Na ministerialnych biurkach od kilku miesięcy leży projekt refundacji cysteaminy - leku ratującego zdrowie i życie chorym po przeszczepie nerek - informuje "Dziennik Polski". Dziś za terapię pacjent musi zapłacić nawet dwa tysiące złotych miesięcznie.

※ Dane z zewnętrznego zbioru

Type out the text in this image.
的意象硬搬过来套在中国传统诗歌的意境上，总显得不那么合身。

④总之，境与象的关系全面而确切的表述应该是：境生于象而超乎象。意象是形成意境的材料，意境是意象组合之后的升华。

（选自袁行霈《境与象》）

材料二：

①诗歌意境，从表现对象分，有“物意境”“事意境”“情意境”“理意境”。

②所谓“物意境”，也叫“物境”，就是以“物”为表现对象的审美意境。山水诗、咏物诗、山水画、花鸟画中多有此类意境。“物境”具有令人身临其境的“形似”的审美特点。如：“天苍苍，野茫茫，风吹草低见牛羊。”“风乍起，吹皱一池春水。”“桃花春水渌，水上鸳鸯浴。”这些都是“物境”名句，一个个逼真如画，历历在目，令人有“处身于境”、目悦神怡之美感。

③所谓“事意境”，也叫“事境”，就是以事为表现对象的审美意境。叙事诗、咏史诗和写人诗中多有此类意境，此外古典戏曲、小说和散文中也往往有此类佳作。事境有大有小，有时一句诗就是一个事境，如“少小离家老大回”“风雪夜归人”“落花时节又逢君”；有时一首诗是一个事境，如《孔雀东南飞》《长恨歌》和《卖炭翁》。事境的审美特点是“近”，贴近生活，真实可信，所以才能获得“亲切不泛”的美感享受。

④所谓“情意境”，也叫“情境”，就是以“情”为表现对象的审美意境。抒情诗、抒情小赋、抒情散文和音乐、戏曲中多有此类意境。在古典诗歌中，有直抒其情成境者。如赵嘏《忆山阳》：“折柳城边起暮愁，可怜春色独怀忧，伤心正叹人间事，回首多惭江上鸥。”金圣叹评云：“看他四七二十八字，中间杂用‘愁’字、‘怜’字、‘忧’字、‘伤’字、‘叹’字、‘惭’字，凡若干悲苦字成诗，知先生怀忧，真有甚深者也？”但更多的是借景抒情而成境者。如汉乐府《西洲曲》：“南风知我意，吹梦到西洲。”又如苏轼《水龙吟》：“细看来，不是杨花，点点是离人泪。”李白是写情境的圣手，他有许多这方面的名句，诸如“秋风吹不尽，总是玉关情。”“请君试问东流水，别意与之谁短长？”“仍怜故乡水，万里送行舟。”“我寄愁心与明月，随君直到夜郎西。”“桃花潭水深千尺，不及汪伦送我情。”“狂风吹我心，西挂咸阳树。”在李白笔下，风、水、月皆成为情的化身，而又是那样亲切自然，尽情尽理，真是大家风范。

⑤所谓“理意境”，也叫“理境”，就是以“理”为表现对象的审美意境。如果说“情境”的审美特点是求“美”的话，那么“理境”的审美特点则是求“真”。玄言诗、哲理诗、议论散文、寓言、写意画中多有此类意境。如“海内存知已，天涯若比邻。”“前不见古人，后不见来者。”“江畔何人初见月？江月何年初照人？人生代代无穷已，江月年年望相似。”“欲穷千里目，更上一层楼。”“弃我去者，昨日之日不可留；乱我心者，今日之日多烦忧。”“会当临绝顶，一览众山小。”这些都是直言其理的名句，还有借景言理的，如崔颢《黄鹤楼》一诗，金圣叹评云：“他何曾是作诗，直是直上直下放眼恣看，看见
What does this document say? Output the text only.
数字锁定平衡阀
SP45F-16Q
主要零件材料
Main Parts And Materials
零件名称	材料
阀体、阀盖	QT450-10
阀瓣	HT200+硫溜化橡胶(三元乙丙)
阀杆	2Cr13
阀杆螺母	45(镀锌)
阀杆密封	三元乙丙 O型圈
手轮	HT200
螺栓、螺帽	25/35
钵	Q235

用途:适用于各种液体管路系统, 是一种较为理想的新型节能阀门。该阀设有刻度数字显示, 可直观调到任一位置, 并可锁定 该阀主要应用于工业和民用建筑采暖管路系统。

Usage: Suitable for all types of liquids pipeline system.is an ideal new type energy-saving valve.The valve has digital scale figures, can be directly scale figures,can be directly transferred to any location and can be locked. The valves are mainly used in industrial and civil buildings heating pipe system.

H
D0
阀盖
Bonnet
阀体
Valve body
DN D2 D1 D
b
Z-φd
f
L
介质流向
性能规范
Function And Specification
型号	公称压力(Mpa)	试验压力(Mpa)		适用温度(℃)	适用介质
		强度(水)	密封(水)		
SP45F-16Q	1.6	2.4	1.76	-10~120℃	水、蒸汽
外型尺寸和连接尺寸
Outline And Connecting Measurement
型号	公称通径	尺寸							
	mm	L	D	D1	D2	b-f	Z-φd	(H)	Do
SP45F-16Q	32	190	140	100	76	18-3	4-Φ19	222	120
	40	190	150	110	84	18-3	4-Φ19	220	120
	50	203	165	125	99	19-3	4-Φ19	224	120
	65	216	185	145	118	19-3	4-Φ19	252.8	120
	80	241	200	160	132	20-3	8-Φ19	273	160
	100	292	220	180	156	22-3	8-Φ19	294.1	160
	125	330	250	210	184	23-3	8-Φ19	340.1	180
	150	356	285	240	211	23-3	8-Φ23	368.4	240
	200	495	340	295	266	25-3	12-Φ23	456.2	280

Chodzi o możliwość leczenia cystagonem (nazwa handlowa cysteaminy) w ramach farmakoterapii niestandardowej. Polskie Towarzystwo Nefrologii Dziecięcej przygotowało program terapeutyczny, w ramach którego chorzy będą otrzymywać lek za darmo. Propozycja dokumentu jest gotowa od pół roku.

Od tego czasu czekamy na decyzję Ministerstwa Zdrowia w tej sprawie. Zgłaszaliśmy program jako towarzystwo, interweniował także krajowy konsultant ds. nefrologii, ale jak dotąd bezskutecznie - alarmuje prof. Ryszard Grenda z Centrum Zdrowia Dziecka w Warszawie, który ma pod opieką pięciu pacjentów potrzebujących leku.

Cysteamina jest jedynym dostępnym obecnie lekiem, który pozwala im przeżyć. Chorzy muszą go przyjmować codziennie, przez całe życie. Brak stałego leczenia może doprowadzić do kalectwa, a nawet do przedwczesnej śmierci.